Help:User journeys/Combatting bots and scrapers

Journey info · Platform: Docker Compose & Kubernetes · Time: ~20 minutes

This is a guide to reducing the load that bots, scrapers, and AI/LLM crawlers can put on a Canasta wiki, using built-in tools such as the CrawlerProtection extension, CrowdSec and Caddy. These are not the only tools you can use; Cloudflare, for example, is an extremely popular tool that you can use outside of Canasta. See the guide Handling web crawlers on mediawiki.org for a more comprehensive listing of tools and approaches that can be used with MediaWiki.
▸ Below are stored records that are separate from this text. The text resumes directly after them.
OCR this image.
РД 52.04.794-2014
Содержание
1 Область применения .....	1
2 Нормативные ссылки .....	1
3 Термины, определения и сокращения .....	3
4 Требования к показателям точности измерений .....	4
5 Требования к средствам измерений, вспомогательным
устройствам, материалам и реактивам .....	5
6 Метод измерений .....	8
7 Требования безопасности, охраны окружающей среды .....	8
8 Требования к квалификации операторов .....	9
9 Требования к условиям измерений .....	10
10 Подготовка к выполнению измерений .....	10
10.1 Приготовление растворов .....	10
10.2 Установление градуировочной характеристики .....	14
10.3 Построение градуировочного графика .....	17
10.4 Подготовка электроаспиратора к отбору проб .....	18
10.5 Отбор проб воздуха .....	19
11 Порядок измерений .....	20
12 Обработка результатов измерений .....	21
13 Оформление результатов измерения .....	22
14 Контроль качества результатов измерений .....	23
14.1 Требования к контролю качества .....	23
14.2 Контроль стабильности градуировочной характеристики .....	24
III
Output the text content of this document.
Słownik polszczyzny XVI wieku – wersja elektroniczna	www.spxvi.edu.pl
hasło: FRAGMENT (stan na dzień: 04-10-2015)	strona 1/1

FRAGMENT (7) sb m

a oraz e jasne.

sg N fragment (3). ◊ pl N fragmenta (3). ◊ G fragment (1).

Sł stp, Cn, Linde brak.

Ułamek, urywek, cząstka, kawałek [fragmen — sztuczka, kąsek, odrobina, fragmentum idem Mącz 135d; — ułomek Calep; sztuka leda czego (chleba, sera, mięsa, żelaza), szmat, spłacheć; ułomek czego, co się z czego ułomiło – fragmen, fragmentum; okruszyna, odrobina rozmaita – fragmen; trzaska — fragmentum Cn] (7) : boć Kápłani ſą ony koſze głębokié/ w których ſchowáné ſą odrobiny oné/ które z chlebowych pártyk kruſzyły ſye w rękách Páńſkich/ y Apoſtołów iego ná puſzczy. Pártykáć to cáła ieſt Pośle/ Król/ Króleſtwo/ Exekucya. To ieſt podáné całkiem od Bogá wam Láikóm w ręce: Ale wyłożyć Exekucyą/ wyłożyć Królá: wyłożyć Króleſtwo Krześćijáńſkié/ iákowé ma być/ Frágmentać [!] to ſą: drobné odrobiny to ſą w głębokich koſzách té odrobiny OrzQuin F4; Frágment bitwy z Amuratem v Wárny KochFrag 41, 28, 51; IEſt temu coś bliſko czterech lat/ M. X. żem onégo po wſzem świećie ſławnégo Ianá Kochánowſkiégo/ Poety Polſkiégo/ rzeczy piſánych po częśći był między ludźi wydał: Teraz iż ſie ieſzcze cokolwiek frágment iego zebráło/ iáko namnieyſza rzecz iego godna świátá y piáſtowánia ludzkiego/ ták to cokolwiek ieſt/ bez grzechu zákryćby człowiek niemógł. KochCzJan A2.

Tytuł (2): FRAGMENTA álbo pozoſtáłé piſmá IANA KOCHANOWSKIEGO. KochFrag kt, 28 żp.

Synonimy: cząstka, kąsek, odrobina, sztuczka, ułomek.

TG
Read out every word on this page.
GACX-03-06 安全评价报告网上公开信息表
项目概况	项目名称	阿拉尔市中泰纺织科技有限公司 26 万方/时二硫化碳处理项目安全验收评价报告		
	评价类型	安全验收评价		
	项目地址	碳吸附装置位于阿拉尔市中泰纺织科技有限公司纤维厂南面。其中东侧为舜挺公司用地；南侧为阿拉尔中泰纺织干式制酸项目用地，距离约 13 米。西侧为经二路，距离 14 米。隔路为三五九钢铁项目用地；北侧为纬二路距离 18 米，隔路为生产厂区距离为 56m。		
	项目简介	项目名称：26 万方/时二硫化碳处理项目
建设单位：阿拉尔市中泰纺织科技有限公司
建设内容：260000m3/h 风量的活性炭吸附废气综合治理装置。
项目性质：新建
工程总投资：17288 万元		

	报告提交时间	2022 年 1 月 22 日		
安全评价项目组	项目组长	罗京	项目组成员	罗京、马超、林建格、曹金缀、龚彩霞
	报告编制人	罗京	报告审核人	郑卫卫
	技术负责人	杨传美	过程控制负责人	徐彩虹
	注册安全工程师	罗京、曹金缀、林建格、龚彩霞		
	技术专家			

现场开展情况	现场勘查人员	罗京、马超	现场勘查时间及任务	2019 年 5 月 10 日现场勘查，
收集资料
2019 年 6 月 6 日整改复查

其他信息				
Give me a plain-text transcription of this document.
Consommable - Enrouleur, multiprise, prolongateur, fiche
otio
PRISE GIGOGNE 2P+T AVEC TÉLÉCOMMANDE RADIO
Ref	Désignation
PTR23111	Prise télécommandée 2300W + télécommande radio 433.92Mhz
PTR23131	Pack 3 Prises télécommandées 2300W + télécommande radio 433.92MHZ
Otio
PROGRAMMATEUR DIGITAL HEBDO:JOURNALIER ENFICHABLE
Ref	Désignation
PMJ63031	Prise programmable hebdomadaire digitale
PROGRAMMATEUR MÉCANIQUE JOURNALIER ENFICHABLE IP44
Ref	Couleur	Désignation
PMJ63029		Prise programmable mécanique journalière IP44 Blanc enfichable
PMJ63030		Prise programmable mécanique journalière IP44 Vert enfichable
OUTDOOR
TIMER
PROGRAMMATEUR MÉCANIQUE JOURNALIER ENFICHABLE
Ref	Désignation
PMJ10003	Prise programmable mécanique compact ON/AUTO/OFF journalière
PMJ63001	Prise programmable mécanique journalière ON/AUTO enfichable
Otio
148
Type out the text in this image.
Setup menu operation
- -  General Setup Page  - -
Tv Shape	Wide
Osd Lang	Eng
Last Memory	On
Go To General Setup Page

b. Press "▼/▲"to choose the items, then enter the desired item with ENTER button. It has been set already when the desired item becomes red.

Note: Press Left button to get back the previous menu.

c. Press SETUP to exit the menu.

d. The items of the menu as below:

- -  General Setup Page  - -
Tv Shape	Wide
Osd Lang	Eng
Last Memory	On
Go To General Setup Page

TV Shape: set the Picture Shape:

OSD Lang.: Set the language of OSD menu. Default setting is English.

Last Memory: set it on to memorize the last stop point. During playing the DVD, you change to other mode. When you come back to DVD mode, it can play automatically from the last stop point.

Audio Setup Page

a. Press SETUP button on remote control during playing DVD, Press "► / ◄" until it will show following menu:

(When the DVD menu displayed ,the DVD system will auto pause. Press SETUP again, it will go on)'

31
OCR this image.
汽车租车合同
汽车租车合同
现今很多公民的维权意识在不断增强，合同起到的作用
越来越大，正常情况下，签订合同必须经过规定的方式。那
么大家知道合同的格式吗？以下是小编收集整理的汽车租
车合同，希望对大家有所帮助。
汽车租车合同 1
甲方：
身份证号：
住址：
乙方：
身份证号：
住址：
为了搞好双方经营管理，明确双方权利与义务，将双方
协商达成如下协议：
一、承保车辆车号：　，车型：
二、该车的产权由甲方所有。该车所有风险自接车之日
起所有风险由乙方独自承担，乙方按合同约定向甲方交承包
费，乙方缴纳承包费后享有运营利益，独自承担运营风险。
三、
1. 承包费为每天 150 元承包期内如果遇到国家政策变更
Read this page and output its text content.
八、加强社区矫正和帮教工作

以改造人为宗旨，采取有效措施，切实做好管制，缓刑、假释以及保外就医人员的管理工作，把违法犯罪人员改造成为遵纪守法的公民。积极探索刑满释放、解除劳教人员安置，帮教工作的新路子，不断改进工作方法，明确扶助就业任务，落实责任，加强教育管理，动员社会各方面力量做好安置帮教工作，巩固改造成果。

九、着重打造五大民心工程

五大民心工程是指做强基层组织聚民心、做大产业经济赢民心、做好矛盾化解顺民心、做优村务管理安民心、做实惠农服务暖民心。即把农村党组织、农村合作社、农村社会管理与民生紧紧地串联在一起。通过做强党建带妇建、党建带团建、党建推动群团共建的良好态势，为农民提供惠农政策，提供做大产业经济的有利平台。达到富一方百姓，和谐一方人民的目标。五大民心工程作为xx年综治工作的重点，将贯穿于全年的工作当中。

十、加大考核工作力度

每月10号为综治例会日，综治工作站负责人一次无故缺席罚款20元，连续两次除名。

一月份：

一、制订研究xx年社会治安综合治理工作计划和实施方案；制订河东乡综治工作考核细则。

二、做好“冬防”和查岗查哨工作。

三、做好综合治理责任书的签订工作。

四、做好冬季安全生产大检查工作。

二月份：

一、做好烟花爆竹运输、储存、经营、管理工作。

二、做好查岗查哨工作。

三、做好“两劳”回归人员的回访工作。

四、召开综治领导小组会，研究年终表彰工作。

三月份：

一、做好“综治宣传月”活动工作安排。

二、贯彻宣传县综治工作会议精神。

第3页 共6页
For information on enabling CrowdSec within Canasta, see Help:CrowdSec. For additional information on how Caddy works within Canasta, see Help:Networking and TLS. Most of the measures here work on both orchestrators — Docker Compose and Kubernetes: the CrawlerProtection settings, the Caddy User-Agent block in config/Caddyfile.site, and CrowdSec are applied the same way on each. The one exception is the robots.txt step, which uses a Compose-only mount; the note there covers Kubernetes.

Types of crawlers

There are, roughly speaking, four types of crawlers that can hit your site. In generally decreasing order of desirability, they are:

Search-engine crawlers (e.g. Googlebot, Bingbot)
AI search/answer crawlers (e.g. OAI-SearchBot, PerplexityBot)
AI training crawlers (e.g. GPTBot, ClaudeBot, CCBot)
Abusive scrapers that ignore robots.txt or hammer the site, sometimes even maliciously.

Ideally you can take an approach that blocks the last one or two types while allowing the others access.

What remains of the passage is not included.